Range Tokens as a Capital-Efficient Way to Obtain Liquidity
Range tokens launched by UMA allow DAOs to borrow funds without the risk of liquidation while achieving treasury fund diversification. The functionality of Range tokens is similar to convertible bonds. The advantage of raising funds using Range tokens is that governance tokens are sold later, presuming that the value of governance tokens is higher than the price at which funds were initially raised, thus improving the capital efficiency of governance tokens. Governance tokens can be used to open risk-free collateral debt positions composed of Range tokens, with project teams using the raised funds to finance treasury purchases/expenditures, such as using Olympus Pro Bonds or Tokemak to buy liquidity.

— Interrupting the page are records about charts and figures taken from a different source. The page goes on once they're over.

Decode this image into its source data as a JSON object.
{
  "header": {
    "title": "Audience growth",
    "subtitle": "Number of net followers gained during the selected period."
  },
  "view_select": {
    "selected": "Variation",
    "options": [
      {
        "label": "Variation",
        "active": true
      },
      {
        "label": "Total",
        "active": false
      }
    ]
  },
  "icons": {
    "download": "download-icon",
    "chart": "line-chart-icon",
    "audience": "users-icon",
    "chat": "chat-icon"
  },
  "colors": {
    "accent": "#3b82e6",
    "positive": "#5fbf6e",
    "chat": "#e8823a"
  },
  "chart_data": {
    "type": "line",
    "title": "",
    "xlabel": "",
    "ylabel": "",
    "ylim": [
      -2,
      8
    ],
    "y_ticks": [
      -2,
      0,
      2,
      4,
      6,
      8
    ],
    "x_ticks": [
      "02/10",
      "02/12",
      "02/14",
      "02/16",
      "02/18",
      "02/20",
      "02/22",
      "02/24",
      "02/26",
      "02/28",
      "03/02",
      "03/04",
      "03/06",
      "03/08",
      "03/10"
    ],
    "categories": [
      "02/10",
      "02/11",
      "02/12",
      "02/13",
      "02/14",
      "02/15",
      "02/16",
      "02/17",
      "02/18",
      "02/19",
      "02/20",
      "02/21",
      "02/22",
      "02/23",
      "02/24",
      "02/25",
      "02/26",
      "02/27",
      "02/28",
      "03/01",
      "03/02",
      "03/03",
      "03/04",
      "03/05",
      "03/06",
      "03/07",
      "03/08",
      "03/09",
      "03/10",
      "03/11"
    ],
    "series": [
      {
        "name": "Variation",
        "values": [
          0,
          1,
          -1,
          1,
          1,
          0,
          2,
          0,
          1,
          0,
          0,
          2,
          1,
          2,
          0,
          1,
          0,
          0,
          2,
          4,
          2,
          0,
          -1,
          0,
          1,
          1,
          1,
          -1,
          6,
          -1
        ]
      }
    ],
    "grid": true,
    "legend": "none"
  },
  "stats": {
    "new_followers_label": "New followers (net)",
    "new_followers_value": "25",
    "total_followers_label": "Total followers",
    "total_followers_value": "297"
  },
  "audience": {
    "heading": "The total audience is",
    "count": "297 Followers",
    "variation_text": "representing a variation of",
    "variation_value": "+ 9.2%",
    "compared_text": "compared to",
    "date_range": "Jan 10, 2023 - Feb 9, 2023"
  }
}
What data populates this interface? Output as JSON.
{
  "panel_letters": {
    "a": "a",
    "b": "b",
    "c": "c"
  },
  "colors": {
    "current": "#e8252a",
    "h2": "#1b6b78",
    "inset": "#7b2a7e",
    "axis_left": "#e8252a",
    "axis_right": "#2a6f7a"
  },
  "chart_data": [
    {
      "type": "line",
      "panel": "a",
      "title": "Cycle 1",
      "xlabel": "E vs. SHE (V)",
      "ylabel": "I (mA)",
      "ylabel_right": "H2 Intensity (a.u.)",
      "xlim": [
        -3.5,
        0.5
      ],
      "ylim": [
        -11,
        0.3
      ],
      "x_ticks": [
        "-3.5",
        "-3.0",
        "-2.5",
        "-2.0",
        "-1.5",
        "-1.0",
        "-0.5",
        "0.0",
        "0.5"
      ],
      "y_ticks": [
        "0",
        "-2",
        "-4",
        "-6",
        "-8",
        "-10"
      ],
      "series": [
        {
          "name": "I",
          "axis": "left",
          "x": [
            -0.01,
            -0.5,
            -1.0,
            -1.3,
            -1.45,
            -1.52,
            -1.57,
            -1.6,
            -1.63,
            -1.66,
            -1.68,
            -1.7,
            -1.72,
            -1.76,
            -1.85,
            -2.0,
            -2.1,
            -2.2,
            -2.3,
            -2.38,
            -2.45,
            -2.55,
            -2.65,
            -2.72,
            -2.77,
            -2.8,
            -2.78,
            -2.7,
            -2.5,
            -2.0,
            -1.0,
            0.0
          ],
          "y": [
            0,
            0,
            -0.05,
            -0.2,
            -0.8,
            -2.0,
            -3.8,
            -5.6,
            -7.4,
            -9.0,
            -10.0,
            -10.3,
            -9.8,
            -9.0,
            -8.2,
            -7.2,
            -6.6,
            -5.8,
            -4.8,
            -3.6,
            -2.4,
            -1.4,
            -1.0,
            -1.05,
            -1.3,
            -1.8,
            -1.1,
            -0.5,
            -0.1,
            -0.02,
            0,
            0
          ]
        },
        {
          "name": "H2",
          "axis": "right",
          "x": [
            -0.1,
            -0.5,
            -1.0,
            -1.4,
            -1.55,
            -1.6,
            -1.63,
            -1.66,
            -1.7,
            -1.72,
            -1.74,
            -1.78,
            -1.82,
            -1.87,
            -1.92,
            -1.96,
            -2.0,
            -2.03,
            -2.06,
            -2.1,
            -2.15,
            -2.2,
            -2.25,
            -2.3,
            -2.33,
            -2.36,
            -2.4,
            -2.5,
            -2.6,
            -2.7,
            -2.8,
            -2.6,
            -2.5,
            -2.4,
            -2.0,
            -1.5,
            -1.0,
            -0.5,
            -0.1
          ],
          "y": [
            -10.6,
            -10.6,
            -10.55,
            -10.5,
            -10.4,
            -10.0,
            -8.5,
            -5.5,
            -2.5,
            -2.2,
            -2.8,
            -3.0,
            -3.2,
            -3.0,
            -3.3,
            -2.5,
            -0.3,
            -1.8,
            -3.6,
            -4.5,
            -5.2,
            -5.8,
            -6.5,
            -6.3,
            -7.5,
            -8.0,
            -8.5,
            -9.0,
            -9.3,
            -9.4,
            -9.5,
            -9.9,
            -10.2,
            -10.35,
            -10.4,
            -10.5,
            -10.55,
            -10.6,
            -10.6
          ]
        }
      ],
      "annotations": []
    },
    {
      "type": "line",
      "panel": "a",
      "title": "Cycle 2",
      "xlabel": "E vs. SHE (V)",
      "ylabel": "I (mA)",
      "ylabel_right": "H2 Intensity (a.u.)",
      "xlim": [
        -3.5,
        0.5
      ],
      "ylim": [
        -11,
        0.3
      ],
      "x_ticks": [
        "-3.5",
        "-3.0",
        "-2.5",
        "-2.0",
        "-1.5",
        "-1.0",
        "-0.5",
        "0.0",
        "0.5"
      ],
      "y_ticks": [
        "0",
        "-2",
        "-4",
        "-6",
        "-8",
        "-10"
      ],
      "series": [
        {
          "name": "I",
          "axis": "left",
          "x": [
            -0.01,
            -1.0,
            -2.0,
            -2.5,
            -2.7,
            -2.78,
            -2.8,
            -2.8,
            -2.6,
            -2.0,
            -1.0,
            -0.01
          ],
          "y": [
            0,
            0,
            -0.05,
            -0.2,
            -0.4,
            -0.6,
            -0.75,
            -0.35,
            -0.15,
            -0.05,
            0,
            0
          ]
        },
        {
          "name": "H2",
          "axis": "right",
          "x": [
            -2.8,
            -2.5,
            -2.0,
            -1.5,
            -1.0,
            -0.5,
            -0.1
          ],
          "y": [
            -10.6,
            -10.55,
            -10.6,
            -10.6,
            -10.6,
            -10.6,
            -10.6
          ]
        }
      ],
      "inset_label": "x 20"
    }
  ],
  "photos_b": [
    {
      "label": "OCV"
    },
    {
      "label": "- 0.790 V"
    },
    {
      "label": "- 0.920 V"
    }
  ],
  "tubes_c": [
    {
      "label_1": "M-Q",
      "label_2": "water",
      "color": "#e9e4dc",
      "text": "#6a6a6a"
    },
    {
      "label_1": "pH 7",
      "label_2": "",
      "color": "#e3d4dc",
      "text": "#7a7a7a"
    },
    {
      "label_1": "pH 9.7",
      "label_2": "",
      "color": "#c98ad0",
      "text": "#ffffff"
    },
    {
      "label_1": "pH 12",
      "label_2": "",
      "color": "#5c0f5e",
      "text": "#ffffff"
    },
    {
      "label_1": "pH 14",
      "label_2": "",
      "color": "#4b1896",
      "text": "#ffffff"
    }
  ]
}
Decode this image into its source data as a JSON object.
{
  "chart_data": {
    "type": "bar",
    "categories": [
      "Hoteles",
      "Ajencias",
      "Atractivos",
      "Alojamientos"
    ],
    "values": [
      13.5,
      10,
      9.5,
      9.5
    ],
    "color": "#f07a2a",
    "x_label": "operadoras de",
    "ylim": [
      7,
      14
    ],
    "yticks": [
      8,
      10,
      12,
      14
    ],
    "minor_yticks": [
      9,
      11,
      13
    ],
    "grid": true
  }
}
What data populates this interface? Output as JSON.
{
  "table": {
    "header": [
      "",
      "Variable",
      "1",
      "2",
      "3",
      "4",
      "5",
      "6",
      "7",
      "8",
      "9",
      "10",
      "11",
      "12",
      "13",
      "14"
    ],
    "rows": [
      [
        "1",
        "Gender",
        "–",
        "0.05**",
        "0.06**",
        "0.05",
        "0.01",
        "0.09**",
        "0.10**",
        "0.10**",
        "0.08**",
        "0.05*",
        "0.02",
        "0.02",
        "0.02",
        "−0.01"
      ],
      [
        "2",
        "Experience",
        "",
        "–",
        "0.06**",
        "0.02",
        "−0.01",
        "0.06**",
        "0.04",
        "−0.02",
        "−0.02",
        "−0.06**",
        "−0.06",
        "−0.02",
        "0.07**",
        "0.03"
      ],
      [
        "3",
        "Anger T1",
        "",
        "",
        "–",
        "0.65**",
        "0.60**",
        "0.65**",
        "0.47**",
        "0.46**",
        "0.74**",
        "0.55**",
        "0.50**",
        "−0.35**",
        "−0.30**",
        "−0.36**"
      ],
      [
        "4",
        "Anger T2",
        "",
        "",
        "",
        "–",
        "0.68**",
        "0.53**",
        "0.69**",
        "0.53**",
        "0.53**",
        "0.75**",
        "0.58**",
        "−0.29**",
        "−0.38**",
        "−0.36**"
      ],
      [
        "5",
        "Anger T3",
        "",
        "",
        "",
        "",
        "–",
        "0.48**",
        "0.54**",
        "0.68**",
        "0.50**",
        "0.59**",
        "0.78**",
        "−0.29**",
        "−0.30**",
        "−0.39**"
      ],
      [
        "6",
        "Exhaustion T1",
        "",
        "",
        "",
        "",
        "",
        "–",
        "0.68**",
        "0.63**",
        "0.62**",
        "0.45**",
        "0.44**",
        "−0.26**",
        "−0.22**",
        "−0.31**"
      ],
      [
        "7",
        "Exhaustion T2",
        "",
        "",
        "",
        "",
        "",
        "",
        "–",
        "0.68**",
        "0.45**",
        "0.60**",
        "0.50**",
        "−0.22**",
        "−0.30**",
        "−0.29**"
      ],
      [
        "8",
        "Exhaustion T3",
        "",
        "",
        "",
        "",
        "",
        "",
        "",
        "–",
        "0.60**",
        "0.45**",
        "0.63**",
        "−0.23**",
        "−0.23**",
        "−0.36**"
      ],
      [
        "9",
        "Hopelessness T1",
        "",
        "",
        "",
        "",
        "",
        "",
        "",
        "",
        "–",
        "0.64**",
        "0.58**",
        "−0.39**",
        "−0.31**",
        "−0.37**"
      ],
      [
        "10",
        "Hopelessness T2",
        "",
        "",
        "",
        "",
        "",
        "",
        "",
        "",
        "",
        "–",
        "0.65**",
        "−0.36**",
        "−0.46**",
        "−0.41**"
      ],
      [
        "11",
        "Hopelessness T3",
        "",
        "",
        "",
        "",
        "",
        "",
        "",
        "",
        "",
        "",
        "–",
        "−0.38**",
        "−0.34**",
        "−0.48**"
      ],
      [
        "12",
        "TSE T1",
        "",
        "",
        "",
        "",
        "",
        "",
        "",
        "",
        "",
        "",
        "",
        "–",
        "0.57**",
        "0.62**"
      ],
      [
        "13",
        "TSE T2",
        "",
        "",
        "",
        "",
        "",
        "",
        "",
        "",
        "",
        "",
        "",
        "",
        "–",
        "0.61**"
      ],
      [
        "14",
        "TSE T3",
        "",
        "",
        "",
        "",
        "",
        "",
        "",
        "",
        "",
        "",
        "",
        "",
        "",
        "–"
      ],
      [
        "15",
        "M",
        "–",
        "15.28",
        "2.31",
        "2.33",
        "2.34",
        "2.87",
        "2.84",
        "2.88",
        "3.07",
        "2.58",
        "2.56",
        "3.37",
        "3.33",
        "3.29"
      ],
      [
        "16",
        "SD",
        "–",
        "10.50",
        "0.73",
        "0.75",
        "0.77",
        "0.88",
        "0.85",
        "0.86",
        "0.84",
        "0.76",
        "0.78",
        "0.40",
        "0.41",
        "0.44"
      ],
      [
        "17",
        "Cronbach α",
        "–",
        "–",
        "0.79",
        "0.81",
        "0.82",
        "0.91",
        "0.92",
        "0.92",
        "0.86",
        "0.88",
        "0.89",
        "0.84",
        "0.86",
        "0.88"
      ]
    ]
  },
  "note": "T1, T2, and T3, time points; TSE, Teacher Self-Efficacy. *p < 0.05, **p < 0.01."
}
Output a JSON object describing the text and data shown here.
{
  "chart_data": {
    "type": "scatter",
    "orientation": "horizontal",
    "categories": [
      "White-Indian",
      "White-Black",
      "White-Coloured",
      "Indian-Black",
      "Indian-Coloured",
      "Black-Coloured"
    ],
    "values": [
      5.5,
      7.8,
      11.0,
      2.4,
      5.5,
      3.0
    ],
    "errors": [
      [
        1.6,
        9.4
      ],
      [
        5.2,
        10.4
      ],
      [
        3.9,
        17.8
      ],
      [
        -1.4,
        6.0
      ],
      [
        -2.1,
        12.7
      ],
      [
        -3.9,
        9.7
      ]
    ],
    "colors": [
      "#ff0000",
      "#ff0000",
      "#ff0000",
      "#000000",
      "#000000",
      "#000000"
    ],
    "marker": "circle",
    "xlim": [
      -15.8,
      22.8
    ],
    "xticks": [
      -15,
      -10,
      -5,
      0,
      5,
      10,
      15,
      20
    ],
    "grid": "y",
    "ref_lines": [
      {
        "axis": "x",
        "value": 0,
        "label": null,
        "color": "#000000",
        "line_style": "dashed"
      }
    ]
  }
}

The UMA pilot program using Range tokens raised $2.6 million from investors. The term of Range tokens is 3 months, with an APY yield of 25%, and the price range set for UMA tokens is between $4 and $12. If the UMA price is above $12 at maturity, the effective APY for investors will be higher than 25%, as investors effectively hold a call option at $12. If the UMA price is below $4 at that time, the actual APY yield for investors will be lower than 25%, but investors will effectively hold a short position on a put option at $4. The distribution between the UMA project team and investors is completed at a 1:1 ratio to enhance speed and simplicity, but it can flexibly meet the best distribution method for treasury needs.
KPI Options Can Incentivize Treasuries to More Effectively Acquire Liquidity
KPI options are financial derivative contracts launched by UMA that allow protocols to incentivize work that achieves specific KPI (Key Performance Indicator) goals and pay rewards based on the achievement of KPI metrics. KPI options provide an alternative for liquidity incentives and attempt to align the incentives received by LPs with those of the protocol itself to prevent excessive selling pressure on tokens while increasing liquidity depth; the greater the achieved liquidity depth, the more rewards the project team will pay.
Although the current approach rewards higher liquidity depth, the capital efficiency of this scheme is poor, as the more successful KPI options are, the higher the liquidity depth achieved, and the higher the cost of capital expenditure. Conversely, KPI options should incentivize the adoption of LaaS services, such as Curve Bribes, Olympus Pro, and Tokemak. This will introduce a new economic incentive to encourage more sustainable liquidity acquisition strategies.
Conclusion
LaaS is a rapidly growing sector of the crypto infrastructure industry, with high demand, as every DeFi protocol needs liquidity. As various protocols scramble for the currently available LaaS services, not all protocols are utilizing the most capital-efficient methods to achieve sustainable liquidity procurement. As the DeFi space continues to evolve, LaaS will continue to thrive and create the financial services Lego needed for the future of the DeFi industry.